Ruud Minnebraueker can’t stop looking for new business ideas. After 22 years working in local government as an IT technician in the Netherlands, he is now showing his true entrepreneurial spirit – in Sweden. What started with a dream of owning a holiday home to escape the city is set to grow into a nationwide franchise business.     
The holiday home turned out to be the first step along the road to a profitable business venture. “We didn’t plan it that way, but after travelling back and forth to Sweden for holidays for three years, my wife and I decided we wanted to move to Sweden permanently. We went the classic tourist-cum-migrant worker route and bought a guest house in the Swedish countryside with a charming restaurant,” says Ruud.
Ruud’s theory is that most people who decide to move to the country where they have been tourists will look for jobs in the tourism sector when setting up a business. And that’s exactly what he did. 
“It was a great experience and a lot of work.” Some years later, after getting to know Swedish society better, Ruud had an even better idea: “I noticed that there were very few shops specialised in selling ink for printers in Sweden. On the Internet the competition was – and is – fierce, but specialist local shops selling ink and providing IT knowhow were in short supply – that was my business idea.”
The idea has turned into a successful business venture. After starting with one shop in a small village, Ruud, his family and his business partner have now moved to Linköping in Sweden where their shop “Refillbutiken” is flourishing.
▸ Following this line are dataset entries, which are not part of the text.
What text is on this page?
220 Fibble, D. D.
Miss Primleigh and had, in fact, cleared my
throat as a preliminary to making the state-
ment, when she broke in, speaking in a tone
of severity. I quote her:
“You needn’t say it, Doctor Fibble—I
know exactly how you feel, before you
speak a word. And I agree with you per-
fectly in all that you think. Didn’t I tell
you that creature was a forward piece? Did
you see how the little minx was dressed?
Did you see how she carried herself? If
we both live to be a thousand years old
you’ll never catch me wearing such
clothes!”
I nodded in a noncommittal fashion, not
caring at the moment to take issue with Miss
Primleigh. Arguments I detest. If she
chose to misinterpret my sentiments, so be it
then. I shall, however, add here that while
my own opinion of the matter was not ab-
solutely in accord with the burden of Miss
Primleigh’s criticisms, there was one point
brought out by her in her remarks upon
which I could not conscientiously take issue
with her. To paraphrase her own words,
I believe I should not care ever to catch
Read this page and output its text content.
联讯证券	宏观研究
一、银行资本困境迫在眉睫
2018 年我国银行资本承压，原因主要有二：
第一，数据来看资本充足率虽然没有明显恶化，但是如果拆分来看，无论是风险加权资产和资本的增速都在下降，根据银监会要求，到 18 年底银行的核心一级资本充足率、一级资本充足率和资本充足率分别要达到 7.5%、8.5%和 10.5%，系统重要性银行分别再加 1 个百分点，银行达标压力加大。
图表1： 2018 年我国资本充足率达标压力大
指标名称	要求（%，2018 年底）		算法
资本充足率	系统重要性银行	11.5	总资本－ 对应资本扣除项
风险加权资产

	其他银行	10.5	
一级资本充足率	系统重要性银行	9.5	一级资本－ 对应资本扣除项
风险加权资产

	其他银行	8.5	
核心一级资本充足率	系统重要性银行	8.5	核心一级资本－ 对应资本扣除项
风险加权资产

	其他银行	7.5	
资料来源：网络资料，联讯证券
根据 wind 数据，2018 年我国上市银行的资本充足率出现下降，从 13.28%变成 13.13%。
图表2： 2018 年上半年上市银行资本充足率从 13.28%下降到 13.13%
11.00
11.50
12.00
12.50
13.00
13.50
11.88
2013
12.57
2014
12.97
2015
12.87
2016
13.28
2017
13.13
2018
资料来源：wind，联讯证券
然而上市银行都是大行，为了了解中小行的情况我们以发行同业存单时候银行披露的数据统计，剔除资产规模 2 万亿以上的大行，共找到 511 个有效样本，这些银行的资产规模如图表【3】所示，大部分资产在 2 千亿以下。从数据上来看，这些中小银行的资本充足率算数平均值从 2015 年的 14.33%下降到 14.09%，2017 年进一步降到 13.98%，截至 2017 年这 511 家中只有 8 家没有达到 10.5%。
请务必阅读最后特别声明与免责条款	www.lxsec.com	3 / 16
But the story doesn’t stop there. Ruud and his business partner recently went to the Netherlands to participate in “Nordic Working”, a job and information fair organised by EURES in Assen, the Netherlands, in May 2011. “We want to expand this concept further and open more shops in other parts of Sweden. So we’re looking for the right people who would be interested in starting a new franchise business. From Nordic Working we already have a few names of people to contact. We want to find someone who is looking to make the move to a new country and who is willing to skip one step in the integration process – namely running a hotel, restaurant or a camp site,” says Ruud with a smile.